Melting ice in the Yukon and also in the Colorado Rockies has revealed bison carcasses in high mountain regions, suggesting that these herbivores of the Plains roamed farther and higher than previously thought. A Giardia lamblia cyst in one 5,000-year-old caribou dung pellet has conclusively shown that the intestinal bug was a long-standing pest in North America and not brought over by European explorers as some had believed. Genetic analysis of caribou remains found amid the Yukon dung heap is revealing the dynamics of these ancient herds and helping find ways to preserve their endangered modern kin. There is a dark side as well. In 1988, medical archeologist Peter Lewin went to Norway's Spitsbergen archipelago in the Arctic Ocean to help exhume and study victims of the great 1918 flu epidemic that were buried in permafrost. While he found no live, infectious virus, he fears that victims of flu and even smallpox now being pushed to the surface by thawing permafrost in Arctic cemeteries could still be contagious. He also fears the emergence of chemical, nuclear and biological contaminants buried in Siberia from dumps now exposed by warmth to scavenging. "The old Soviet Union thought the cold would last forever," he said. The warming is expected to continue and perhaps accelerate. While melting ice exposes items for archeologists, it also removes the frozen protection that has kept artifacts and bodies in such good condition. Without its blanket of ice, organic material decays and disappears. Ravens feast on the newly thawed carcasses.

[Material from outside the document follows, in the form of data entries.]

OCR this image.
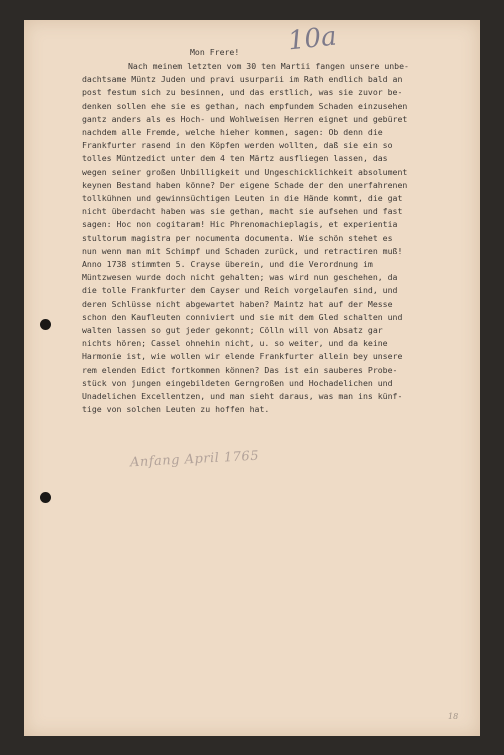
10a
Mon Frere!
Nach meinem letzten vom 30 ten Martii fangen unsere unbe-
dachtsame Müntz Juden und pravi usurparii im Rath endlich bald an
post festum sich zu besinnen, und das erstlich, was sie zuvor be-
denken sollen ehe sie es gethan, nach empfundem Schaden einzusehen
gantz anders als es Hoch- und Wohlweisen Herren eignet und gebüret
nachdem alle Fremde, welche hieher kommen, sagen: Ob denn die
Frankfurter rasend in den Köpfen werden wollten, daß sie ein so
tolles Müntzedict unter dem 4 ten Märtz ausfliegen lassen, das
wegen seiner großen Unbilligkeit und Ungeschicklichkeit absolument
keynen Bestand haben könne? Der eigene Schade der den unerfahrenen
tollkühnen und gewinnsüchtigen Leuten in die Hände kommt, die gat
nicht überdacht haben was sie gethan, macht sie aufsehen und fast
sagen: Hoc non cogitaram! Hic Phrenomachieplagis, et experientia
stultorum magistra per nocumenta documenta. Wie schön stehet es
nun wenn man mit Schimpf und Schaden zurück, und retractiren muß!
Anno 1738 stimmten 5. Crayse überein, und die Verordnung im
Müntzwesen wurde doch nicht gehalten; was wird nun geschehen, da
die tolle Frankfurter dem Cayser und Reich vorgelaufen sind, und
deren Schlüsse nicht abgewartet haben? Maintz hat auf der Messe
schon den Kaufleuten conniviert und sie mit dem Gled schalten und
walten lassen so gut jeder gekonnt; Cölln will von Absatz gar
nichts hören; Cassel ohnehin nicht, u. so weiter, und da keine
Harmonie ist, wie wollen wir elende Frankfurter allein bey unsere
rem elenden Edict fortkommen können? Das ist ein sauberes Probe-
stück von jungen eingebildeten Gerngroßen und Hochadelichen und
Unadelichen Excellentzen, und man sieht daraus, was man ins künf-
tige von solchen Leuten zu hoffen hat.
Anfang April 1765
18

Objects rot in the open air and rodents gnaw on ancient bones. Dixon and geologist William Manley of the Institute of Arctic and Alpine Research developed a computerized mapping system to help them locate the most promising areas for collecting. Manley, an expert in past climates, layered a series of maps together, looking for areas where glacial melting coincided with good hunting grounds, mineral licks or rock-collecting sites that may have drawn ancient people. "Rather than rely on serendipitous discovery, we wanted to hone in on the most productive areas," Manley said. They tested the model in Wrangell-St. Elias National Park and Preserve in southeast Alaska in 2001. Manley and Dixon selected the 32 best areas and leapfrogged from one to another by helicopter, hopping out onto the ice to pluck up an archeological potpourri. The finds included an antler-tipped weapon lying next to a punctured caribou scapula, a series of freeze-dried vole mummies, a scattering of bird bones, handfuls of horse hoof trimmings from Gold Rush days and, dozens of miles from the coast, one perfectly preserved fish. They resume the hunt this summer. "If we don't get to the material in a year, or even a month, it might be gone," Dixon said.